The Kharijis (Khawarij) were mostly the ones that had left Ali’s army near Harura on the pretext that Ali was an ungodly caliph since he had accepted the arbitration.
After the arbitration, they denounced both Ali and Muawiyah and called them infidels. They chose their own leader named Abdullah bin Wahb and mustered a force of 4k men to march on Madinah and make it their seat of theocratic government.
They were repelled by Madinah Governor, they then marched towards the town of Nahrawan which they captured.
Most of them originally belonged to Bedouin tribes of Yemeni origin, especially of great Tamim tribe.
They were inspired by the Islamic principles of equality and fraternity and looked to the equalitarian, feudalistic tribal system of Umar.
They sought to preserve that against the emergent big feudalism of Umayyad in Syria or of Ali in Iraq. They believed that Ali or Muawiyah both strived to strengthen Quraishite aristocracy.
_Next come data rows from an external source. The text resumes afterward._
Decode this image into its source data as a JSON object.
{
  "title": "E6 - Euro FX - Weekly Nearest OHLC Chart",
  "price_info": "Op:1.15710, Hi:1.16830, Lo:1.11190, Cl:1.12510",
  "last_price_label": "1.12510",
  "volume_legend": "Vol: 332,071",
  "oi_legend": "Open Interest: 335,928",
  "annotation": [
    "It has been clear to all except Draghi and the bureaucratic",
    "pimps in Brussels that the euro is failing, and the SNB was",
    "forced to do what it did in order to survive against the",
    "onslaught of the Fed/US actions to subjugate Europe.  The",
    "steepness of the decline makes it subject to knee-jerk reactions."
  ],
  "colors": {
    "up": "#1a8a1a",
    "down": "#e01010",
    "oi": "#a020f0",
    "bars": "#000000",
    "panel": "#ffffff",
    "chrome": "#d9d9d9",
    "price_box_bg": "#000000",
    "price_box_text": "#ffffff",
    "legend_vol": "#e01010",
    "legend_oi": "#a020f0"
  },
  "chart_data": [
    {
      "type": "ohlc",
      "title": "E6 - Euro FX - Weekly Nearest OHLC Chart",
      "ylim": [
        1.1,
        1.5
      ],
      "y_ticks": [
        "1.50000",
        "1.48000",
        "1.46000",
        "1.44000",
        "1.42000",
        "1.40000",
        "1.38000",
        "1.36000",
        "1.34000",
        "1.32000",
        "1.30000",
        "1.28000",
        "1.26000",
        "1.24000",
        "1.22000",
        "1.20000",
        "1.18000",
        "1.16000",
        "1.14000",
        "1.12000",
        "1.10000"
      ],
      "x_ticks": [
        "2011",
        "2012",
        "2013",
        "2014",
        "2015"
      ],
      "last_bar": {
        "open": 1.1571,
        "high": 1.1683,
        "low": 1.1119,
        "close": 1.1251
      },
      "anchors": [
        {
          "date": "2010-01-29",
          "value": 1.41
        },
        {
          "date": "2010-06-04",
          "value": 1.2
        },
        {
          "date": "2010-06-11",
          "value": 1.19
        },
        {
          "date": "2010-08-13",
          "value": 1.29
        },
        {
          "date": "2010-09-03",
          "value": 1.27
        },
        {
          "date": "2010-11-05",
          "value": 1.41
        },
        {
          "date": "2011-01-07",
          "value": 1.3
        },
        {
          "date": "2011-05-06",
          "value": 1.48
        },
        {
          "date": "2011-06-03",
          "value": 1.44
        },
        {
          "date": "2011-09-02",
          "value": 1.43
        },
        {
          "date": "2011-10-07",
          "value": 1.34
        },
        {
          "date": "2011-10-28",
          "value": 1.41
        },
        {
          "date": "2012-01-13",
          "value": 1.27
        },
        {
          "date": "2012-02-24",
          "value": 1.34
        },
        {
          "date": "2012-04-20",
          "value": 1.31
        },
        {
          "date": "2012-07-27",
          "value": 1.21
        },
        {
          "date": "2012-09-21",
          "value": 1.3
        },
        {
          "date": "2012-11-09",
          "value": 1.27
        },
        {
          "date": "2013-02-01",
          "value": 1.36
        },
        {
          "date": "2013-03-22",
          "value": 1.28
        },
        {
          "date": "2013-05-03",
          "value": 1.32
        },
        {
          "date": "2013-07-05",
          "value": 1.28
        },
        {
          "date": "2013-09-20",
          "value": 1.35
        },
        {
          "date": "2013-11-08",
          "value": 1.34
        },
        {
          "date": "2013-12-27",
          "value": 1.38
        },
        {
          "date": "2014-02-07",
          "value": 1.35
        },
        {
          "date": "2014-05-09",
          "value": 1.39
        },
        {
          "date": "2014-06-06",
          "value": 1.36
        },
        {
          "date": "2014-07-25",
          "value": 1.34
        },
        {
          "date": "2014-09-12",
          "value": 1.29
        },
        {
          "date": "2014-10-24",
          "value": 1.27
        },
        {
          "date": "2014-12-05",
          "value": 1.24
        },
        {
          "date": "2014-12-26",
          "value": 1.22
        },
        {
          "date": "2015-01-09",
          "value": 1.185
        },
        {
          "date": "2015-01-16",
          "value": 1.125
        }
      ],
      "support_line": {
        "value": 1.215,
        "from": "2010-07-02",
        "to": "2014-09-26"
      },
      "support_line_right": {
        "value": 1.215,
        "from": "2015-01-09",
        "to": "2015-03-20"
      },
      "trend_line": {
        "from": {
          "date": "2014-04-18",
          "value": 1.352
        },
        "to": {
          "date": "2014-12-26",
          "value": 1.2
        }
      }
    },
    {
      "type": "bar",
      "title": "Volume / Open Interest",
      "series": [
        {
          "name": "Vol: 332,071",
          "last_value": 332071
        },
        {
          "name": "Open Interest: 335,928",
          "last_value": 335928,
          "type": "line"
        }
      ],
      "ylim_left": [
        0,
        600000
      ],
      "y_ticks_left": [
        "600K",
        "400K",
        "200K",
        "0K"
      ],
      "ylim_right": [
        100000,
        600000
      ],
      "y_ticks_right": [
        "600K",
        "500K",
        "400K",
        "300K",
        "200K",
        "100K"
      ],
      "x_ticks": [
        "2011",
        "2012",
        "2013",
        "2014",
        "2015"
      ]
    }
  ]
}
They wanted the system as it was in Abu Bakr or Umar’s time. They also thought Usman was rightly elected and followed Umar’s path but then fell victim to nepotism, for which he was rightly executed.
They had also accepted Ali’s election. But defected when he accepted the arbitration. They contended he wasn’t fit to be a caliph when he himself questioned God’s decision to elect him in first place. Therefore, he too should be deposed for his blasphemy.
Ali versus Kharijis
Ali again summoned a large force against Muawiyah and well on his way to Syria when he heard about the mistreatment that Kharijis were inflicting upon those who questioned their beliefs in Nahrawan.
They killed Abdullah bin Khabbad and his pregnant wife when Abdullah argued that Usman was killed unjustly.
Ali reached Nahrawan and defeated them there. All but seven escaped alive from the battlefield. The battle took place in 658 March.
After the victory the Caliph returned to Kufa to rest a bit. When he called his soldiers again for marching towards Syria, they seemed reluctant. They complained they were too tired of fighting and their weapons too were in bad condition. Ali stalled the plan for a while.
Loss of Egypt
We know how Qays had be called back by Ali due to Muawiyah’s conniving games. He was replaced by Muhammad bin Abu Bakr. The new governor was brave but not a good administration.
He adopted provocative policy towards pro-Usman faction. He asked them to either submit or leave the region. They didn’t revolt at that time but did so after the arbitration.
Muawiyah sent Amr there to support the revolt. He was promised governorship of Fustat by Muawiyah.
Thus Egypt was lost too. Amr again became the governor of Egypt. And he remained the chief for 8 years till his death.
Truce with Muawiyah: 660
It is to be noted that events in this heading are contested and conflicting.
Ali was too weak to continue hostilities with Muawiyah. It is said Ali and Muawiyah concluded a truce in 660 which didn’t last long.
Subsequently, Muawiyah assumed the title of Khalifa in Jerusalem. Ali again was to set out to challenge, but he was murdered and embraced martyrdom.